Was für ein Kontrast zu früheren Jahren! Da pflegte der Landesherr stolz und jovial sein Terrain abzuschreiten und mit freundlicher Hemdsärmeligkeit die ihm fast ausnahmslos namentlich bekannte Medien-Armada zu begrüßen. Ein Souverän, umgeben von einer durchaus selbstbewussten, aber uneingeschränkt loyalen Minister-Riege. Und gut in Szene gesetzt von unauffällig-effizienten Strippenziehern wie seinem Amts-Chef Martin Stadelmaier und dem unkonventionell-gewitzten Pressesprecher Walter Schumacher.

Becks selbst in der Krise am heimischen Herd funktionierendes Erfolgsrezept hat etwas mit einem familiären Verständnis von Macht zu tun. Der Chef als liberaler Patriarch, der seinem Anhang freien Lauf lässt, so lange er nicht über die Stränge schlägt. Loyalität gegen Loyalität. Pflichtbewusstsein gegen Solidarität. Einhalten von gewissen Grundregeln der Fairness im Umgang mit Außenstehenden und Gegnern. Und ein auf gegenseitiger Achtung beruhendes Geben und Nehmen im Verhältnis zu Geschäftspartnern wie der Presse.

Nach Berlin hat er nie gewollt. Es war das Pflichtbewusstsein des Parteisoldaten, dass ihn den SPD-Vorsitz übernehmen ließ, nachdem Müntefering aus nicht besonders bedeutsamem Anlass den Bettel hingeschmissen hatte und sein Nachfolger Platzeck seine Gesundheit nicht für das Amt aufs Spiel setzen wollte. Aber die im Gegenzug erwartete Solidarität gab es bei der Bundes-SPD nicht. Stattdessen Querschüsse. Becks "Geben und Nehmen" wurde hier als Schwäche und Einladung zu Eigenbrödelei empfunden. Parallel dazu wich die anfängliche Freundlichkeit der Medienlandschaft gegenüber dem Quereinsteiger aus der Pfalz einer zunehmend herablassenden Betrachtung des nicht immer geschickt agierenden "Provinz-Fürsten".

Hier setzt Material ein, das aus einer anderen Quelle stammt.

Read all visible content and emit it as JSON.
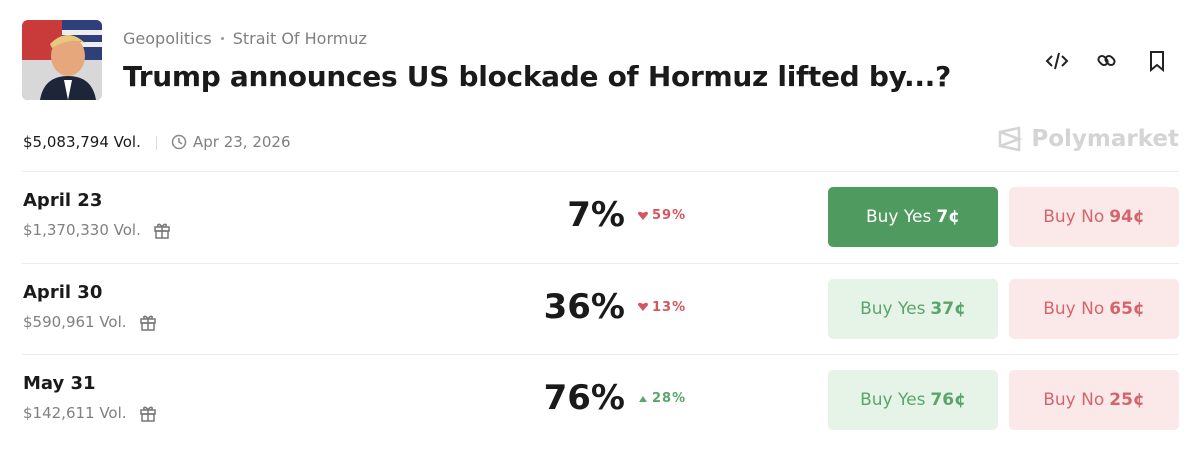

Anfangs wollte Beck offensichtlich mit den Gesetzen des Berliner Betriebes offensiv umgehen. Er nahm sogar ab, gab sich sportlich und fit, suchte Gesprächs-Kontakte. Aber der Mainzer Konsens ließ sich nicht herstellen. Im gnadenlosen Hauptstadt-Haifischbecken fanden sich immer schneller und immer öfter die Stichwort-Geber aus dem Willy-Brandt-Haus und die Trüffelsucher unter den Journalisten. Beck, solches nicht gewöhnt, reagierte mit Verunsicherung und Rückzug. Sein Mainzer Küchenkabinett verfügte über keine entscheidenden Verbindungen nach Berlin, die ihn hätten retten können.

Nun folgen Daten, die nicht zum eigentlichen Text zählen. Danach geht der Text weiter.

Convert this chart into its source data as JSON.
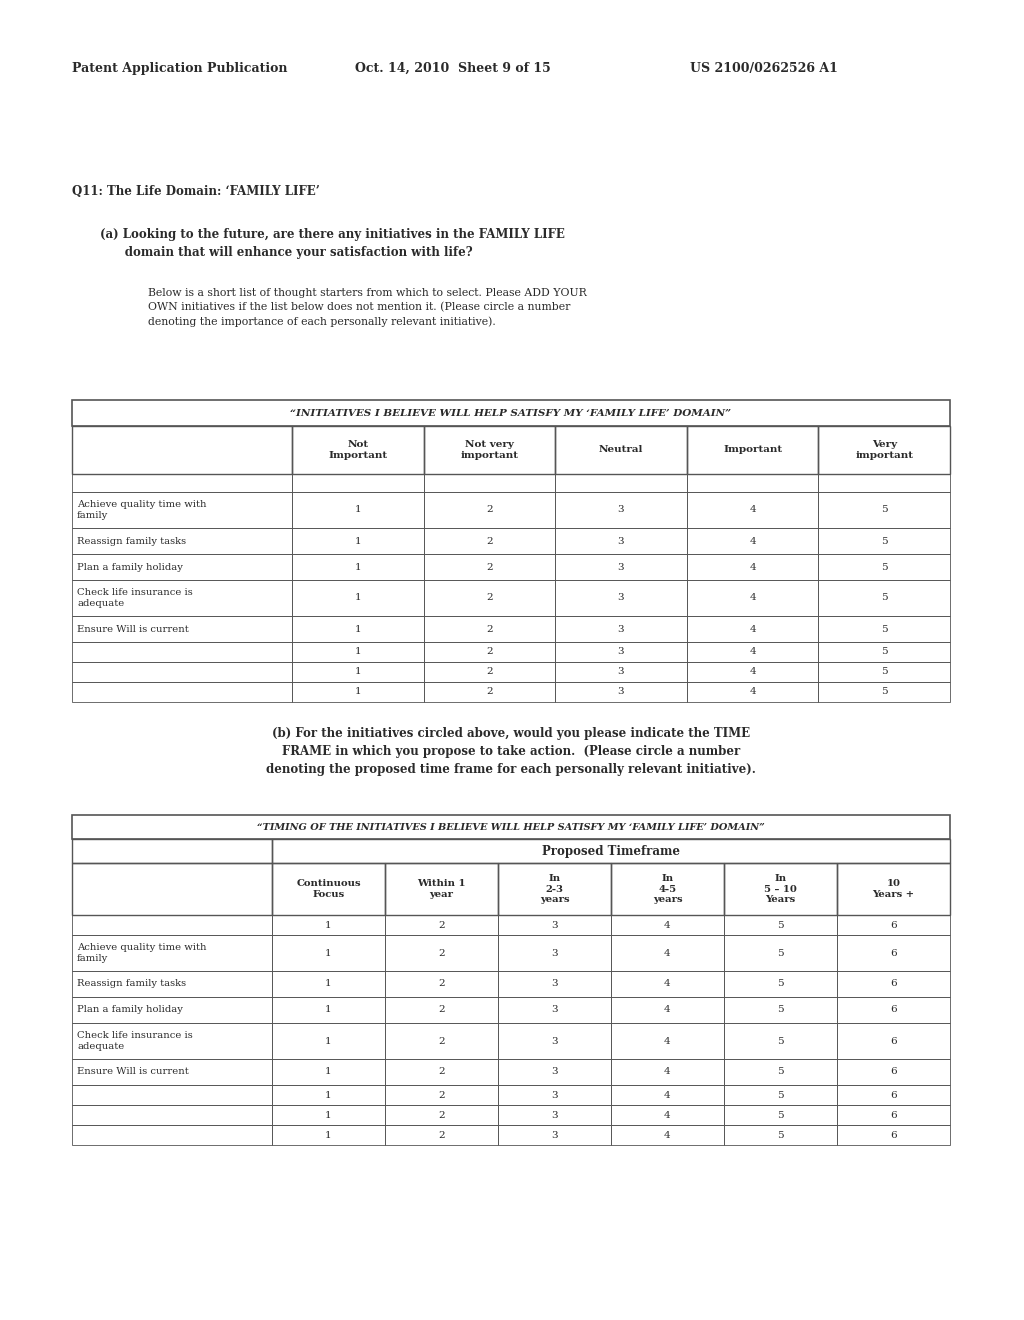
{
  "header_left": "Patent Application Publication",
  "header_mid": "Oct. 14, 2010  Sheet 9 of 15",
  "header_right": "US 2100/0262526 A1",
  "q11_label": "Q11: The Life Domain: ‘FAMILY LIFE’",
  "qa_label_bold": "(a) Looking to the future, are there any initiatives in the FAMILY LIFE\n      domain that will enhance your satisfaction with life?",
  "qa_body1": "Below is a short list of thought starters from which to select. Please ",
  "qa_body2": "ADD YOUR",
  "qa_body3": "\nOWN",
  "qa_body4": " initiatives if the list below does not mention it. (Please circle a number\ndenoting the importance of each personally relevant initiative).",
  "table1_title": "“INITIATIVES I BELIEVE WILL HELP SATISFY MY ‘FAMILY LIFE’ DOMAIN”",
  "table1_col_headers": [
    "Not\nImportant",
    "Not very\nimportant",
    "Neutral",
    "Important",
    "Very\nimportant"
  ],
  "table1_rows": [
    [
      "Achieve quality time with\nfamily",
      "1",
      "2",
      "3",
      "4",
      "5"
    ],
    [
      "Reassign family tasks",
      "1",
      "2",
      "3",
      "4",
      "5"
    ],
    [
      "Plan a family holiday",
      "1",
      "2",
      "3",
      "4",
      "5"
    ],
    [
      "Check life insurance is\nadequate",
      "1",
      "2",
      "3",
      "4",
      "5"
    ],
    [
      "Ensure Will is current",
      "1",
      "2",
      "3",
      "4",
      "5"
    ],
    [
      "",
      "1",
      "2",
      "3",
      "4",
      "5"
    ],
    [
      "",
      "1",
      "2",
      "3",
      "4",
      "5"
    ],
    [
      "",
      "1",
      "2",
      "3",
      "4",
      "5"
    ]
  ],
  "qb_label": "(b) For the initiatives circled above, would you please indicate the TIME\nFRAME in which you propose to take action.  (Please circle a number\ndenoting the proposed time frame for each personally relevant initiative).",
  "table2_title": "“TIMING OF THE INITIATIVES I BELIEVE WILL HELP SATISFY MY ‘FAMILY LIFE’ DOMAIN”",
  "table2_proposed": "Proposed Timeframe",
  "table2_col_headers": [
    "Continuous\nFocus",
    "Within 1\nyear",
    "In\n2-3\nyears",
    "In\n4-5\nyears",
    "In\n5 – 10\nYears",
    "10\nYears +"
  ],
  "table2_col_nums": [
    "1",
    "2",
    "3",
    "4",
    "5",
    "6"
  ],
  "table2_rows": [
    [
      "Achieve quality time with\nfamily",
      "1",
      "2",
      "3",
      "4",
      "5",
      "6"
    ],
    [
      "Reassign family tasks",
      "1",
      "2",
      "3",
      "4",
      "5",
      "6"
    ],
    [
      "Plan a family holiday",
      "1",
      "2",
      "3",
      "4",
      "5",
      "6"
    ],
    [
      "Check life insurance is\nadequate",
      "1",
      "2",
      "3",
      "4",
      "5",
      "6"
    ],
    [
      "Ensure Will is current",
      "1",
      "2",
      "3",
      "4",
      "5",
      "6"
    ],
    [
      "",
      "1",
      "2",
      "3",
      "4",
      "5",
      "6"
    ],
    [
      "",
      "1",
      "2",
      "3",
      "4",
      "5",
      "6"
    ],
    [
      "",
      "1",
      "2",
      "3",
      "4",
      "5",
      "6"
    ]
  ],
  "bg_color": "#ffffff",
  "text_color": "#2a2a2a",
  "table_border_color": "#555555"
}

Irgendwann verließ ihn angesichts des Drucks sein sonst so sicherer Instinkt für Timing. Die Kehrtwende in Sachen Linkspartei, von Beck sicher nicht aus Neigung, sondern aus purer Einsicht in die politische Notwendigkeit vollzogen, kam in falscher Form und zum falschen Zeitpunkt. Und danach wurde die Unterstützung aus der Parteispitze fast spürbar immer dünner.

Pflichtmensch Beck wäre trotz allem wohl nicht von der Fahne gegangen, hätte man ihm eine Chance gelassen, ohne Gesichtsverlust dabei zu bleiben. "Pälzer" sind zwar langmütig, aber wenn sie das Gefühl haben, dass man sie zum Affen macht, können sie auch mal platzen. Bei Kurt Beck scheint diese Schwelle am Wochenende erreicht worden zu sein. Fragt sich, wie leicht er mit dieser Niederlage im Gepäck die alte Souveränität im heimischen Stall wieder erreicht.